Well reasoned points as always.

Although I disagree on Die Hard. McClain may keep his motivation throughout the movie, but he absolutely becomes a superman during film. As I've joked for almost 30 years, there's a shot at the end of the film of McClain -- who has been beaten, burned, and, oh, yes, walked barefoot on broken glass, before climbing an elevator shaft -- where the camera, at a low angle, trucks in (FYI, moving SIDEWAYS is a "dolly," moving forward/backward is a "truck," and "dolly in" is incorrect terminology) on McClain, tilting up as it does, while he gleams in his sweat and rim lighting. And I hate it. It's his "Superman" shot. You wanna convince me Die Hard stays grounded, show me the version of that shot where his adrenaline buzz fades during the truck, and he passes the fuck out.

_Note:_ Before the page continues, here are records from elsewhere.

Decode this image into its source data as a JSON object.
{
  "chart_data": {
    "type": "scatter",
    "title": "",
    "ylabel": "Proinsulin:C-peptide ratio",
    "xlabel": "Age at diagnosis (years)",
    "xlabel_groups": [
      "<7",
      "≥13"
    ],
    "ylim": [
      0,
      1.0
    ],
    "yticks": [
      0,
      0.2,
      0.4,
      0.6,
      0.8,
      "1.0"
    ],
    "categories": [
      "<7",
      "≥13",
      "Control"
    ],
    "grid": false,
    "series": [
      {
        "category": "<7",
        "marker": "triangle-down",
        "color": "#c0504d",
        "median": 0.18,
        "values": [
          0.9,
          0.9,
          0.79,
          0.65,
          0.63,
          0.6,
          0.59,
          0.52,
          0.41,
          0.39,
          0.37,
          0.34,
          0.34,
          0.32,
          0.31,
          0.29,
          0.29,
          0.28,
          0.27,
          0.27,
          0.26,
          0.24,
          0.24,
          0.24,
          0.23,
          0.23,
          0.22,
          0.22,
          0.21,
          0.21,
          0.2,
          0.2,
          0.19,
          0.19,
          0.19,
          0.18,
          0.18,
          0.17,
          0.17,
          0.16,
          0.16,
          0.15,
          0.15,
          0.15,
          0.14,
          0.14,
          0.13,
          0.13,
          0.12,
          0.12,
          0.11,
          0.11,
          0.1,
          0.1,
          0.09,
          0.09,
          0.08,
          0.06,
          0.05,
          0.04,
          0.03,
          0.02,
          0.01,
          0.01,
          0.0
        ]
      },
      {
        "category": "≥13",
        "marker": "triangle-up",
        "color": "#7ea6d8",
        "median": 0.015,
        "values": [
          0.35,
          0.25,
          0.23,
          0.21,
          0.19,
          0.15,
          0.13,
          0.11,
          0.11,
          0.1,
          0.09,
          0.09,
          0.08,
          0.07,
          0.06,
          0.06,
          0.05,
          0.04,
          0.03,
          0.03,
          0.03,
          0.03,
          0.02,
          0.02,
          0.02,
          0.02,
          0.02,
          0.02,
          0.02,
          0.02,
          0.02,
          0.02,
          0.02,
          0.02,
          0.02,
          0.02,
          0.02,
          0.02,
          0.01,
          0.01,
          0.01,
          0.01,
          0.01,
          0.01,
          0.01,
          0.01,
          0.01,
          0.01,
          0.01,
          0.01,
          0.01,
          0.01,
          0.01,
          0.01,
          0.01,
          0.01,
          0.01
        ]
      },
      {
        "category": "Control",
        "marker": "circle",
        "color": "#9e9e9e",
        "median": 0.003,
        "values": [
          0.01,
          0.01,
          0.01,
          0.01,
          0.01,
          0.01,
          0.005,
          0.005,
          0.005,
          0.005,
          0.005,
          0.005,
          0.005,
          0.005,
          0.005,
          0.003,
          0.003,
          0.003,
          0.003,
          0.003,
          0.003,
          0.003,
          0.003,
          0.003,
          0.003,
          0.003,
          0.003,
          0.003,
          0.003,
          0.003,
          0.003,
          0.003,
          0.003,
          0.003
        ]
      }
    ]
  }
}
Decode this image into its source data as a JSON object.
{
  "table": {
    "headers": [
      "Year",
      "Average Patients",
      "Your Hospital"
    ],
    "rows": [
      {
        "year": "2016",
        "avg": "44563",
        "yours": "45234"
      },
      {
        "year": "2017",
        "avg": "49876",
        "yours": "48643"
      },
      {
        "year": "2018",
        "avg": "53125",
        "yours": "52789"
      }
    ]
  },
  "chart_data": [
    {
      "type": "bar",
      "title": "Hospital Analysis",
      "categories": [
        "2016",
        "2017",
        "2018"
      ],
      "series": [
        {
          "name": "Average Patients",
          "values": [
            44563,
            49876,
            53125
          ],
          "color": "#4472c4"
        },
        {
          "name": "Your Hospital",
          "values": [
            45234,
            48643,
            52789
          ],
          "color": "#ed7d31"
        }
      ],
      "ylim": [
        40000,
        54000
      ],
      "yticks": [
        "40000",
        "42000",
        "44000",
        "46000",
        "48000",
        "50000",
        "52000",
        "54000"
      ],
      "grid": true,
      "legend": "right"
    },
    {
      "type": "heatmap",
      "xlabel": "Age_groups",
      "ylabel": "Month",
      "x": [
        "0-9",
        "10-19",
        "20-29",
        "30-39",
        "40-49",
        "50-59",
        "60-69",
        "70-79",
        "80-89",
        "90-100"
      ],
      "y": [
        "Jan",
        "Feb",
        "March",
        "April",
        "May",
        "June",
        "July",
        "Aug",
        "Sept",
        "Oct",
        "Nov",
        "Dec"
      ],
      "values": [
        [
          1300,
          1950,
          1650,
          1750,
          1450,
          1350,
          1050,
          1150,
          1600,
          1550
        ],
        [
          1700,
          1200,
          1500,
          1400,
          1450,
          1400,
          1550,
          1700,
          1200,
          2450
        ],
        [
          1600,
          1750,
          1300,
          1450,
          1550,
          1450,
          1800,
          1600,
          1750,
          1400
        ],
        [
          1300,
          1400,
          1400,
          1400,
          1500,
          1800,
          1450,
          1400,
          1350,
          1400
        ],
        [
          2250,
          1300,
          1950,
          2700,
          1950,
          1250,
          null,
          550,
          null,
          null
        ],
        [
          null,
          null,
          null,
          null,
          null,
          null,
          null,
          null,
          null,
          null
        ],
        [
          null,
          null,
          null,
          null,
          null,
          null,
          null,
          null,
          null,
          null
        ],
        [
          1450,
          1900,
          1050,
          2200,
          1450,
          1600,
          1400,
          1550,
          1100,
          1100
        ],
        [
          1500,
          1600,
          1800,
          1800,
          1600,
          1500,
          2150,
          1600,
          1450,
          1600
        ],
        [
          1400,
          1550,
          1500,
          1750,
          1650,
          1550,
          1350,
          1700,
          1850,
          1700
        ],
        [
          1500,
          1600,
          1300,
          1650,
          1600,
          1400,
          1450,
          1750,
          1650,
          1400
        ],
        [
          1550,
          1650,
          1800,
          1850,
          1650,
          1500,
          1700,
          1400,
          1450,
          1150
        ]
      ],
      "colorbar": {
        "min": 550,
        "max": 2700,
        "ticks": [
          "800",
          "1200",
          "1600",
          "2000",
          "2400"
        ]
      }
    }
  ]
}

Of course, sometimes spectacle slop happens in Act II. I'm thinking of Indiana Jones and the Nuked Fridge Aliens here. There's a moment where Shia LeBeouf is straddling two jeeps on a greenscreen stage and he's hit once-twice-three times in the crotch by plants. It's the exact moment when I stopped caring about the movie and muttered to my date, "This movie needs to have some character scenes soon, because I just don't give a crap about anyone." There was no character scenes until after the aliens do whatever they do, by which point it was too late. No, wait, I did muster up one moment of regard for a character after the crotch shots. Shia swinging with the monkeys. That's when I wanted his character to get killed off.

Sometimes one goes the other way -- not enough spectacle, too many character endings. While Peter Jackson did as well as anyone could do with LotR he really drags the ending out (and cuts the "Scouring of the Shire," but that's a different rant.

Babylon 5 also spends interminable episodes dragging out all the character resolutions, with interruptions for occasional action beats as demanded by the show formula.

Now Simon Jones has, so far, nailed his endings, so I have faith in Triverse.